By ULHPC Licence GitHub issues Github Documentation Status GitHub forks

Preliminaries to ULHPC facility access

 Copyright (c) 2020-2021 UL HPC Team <hpc-team@uni.lu>

Welcome to the High Performance Computing (HPC) Facility of the University of Luxembourg (ULHPC)!

To take the best out of the different tutorials and practical sessions proposed in the training sessions organised by the University of Luxembourg, you have to follow several steps to configure your working environments.
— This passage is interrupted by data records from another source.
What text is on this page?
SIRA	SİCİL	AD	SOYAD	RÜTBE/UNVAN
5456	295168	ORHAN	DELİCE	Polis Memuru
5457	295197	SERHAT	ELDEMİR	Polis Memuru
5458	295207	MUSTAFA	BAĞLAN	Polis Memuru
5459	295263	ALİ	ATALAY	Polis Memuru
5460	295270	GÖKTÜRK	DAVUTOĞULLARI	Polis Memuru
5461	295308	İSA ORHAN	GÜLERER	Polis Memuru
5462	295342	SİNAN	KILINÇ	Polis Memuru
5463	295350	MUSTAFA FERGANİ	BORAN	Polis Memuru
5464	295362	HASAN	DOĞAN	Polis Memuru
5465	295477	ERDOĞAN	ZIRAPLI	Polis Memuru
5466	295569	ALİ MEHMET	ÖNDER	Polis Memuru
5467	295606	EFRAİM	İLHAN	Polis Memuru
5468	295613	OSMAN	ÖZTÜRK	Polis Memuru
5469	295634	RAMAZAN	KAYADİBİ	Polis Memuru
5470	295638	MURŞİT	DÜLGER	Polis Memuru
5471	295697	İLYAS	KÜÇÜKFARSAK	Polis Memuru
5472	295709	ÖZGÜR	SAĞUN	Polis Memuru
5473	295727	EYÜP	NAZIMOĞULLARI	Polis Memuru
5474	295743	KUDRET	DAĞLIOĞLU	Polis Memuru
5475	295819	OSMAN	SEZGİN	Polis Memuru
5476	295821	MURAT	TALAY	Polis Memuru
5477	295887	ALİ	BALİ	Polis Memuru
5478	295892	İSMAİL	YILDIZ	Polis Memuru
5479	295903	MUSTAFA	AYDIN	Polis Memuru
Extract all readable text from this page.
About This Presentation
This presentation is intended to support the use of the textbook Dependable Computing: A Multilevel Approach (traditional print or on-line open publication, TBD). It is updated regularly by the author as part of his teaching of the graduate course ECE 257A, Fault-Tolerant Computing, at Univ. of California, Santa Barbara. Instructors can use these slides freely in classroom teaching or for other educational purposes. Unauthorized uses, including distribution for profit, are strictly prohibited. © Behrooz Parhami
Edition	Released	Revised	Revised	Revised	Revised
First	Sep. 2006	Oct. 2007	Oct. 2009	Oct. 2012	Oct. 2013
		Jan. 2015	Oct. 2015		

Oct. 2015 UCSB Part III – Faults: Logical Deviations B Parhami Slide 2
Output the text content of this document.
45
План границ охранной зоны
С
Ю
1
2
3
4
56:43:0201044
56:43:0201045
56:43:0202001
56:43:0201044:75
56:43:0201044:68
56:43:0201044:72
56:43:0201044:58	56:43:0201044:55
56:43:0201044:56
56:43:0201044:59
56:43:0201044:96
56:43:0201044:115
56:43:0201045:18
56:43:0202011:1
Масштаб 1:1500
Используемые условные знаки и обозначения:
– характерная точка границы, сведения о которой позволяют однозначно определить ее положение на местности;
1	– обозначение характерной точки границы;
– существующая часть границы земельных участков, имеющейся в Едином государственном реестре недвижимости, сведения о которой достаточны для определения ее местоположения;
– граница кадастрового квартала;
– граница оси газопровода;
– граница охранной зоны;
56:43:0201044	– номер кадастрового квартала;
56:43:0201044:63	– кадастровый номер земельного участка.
In particular, ensure you have followed the preliminary setup instructions for your laptop.

Convention

In the below tutorial, you'll proposed terminal commands where the prompt is denoted by $>.

In general, we will prefix to precise the execution context (i.e. your laptop, a cluster frontend or a node). Remember that # character is a comment. Example:

            # This is a comment
            $> hostname

            (laptop)$> hostname         # executed from your personal laptop / workstation

            (access-iris)$> hostname    # executed from access server of the Iris cluster

Git Installation

# Mac OS X, using Homebrew - https://brew.sh
brew install git git-gui git-flow gitk tig kdiff3

# Ubuntu / WSL / RedHat
{ sudo apt | dnf } install git-core git-flow tig gitk kdiff3

# Windows, using Chocolatey - https://chocolatey.org/
$> choco.exe install git gitflow-avh

Git Initial Setup

# /!\ To add to your bash/zsh profile (~/.profile)
# XDG Base Directory Specification
# See https://specifications.freedesktop.org/basedir-spec/latest/
(laptop)$> export XDG_CONFIG_HOME=$HOME/.config
(laptop)$> export XDG_CACHE_HOME=$HOME/.cache
(laptop)$> export XDG_DATA_HOME=$HOME/.local/share

# Create the directories
mkdir -p ~/.config/git $XDG_CACHE_HOME $XDG_DATA_HOME

# Basic Git defaults
(laptop)$> git config --global user.name "Firstname LastName"
(laptop)$> git config --global user.email "<email>@<domain>"
(laptop)$> git config --global user.signingkey <gpg-keyID>     # <-- Leave this part if you don't have a gpg-keyID
(laptop)$> git config --global color.ui true

# Set your default editor -- vim in this case
(laptop)$> git config ---global core.editor vim

Secure SHell (SSH)

The way SSH handles the keys and the configuration files is illustrated in the following figure:

SSH key management

Developed by SSH Communications Security Ltd., Secure Shell is a program to log into another computer over a network, to execute commands in a remote machine, and to move files from one machine to another in a secure way.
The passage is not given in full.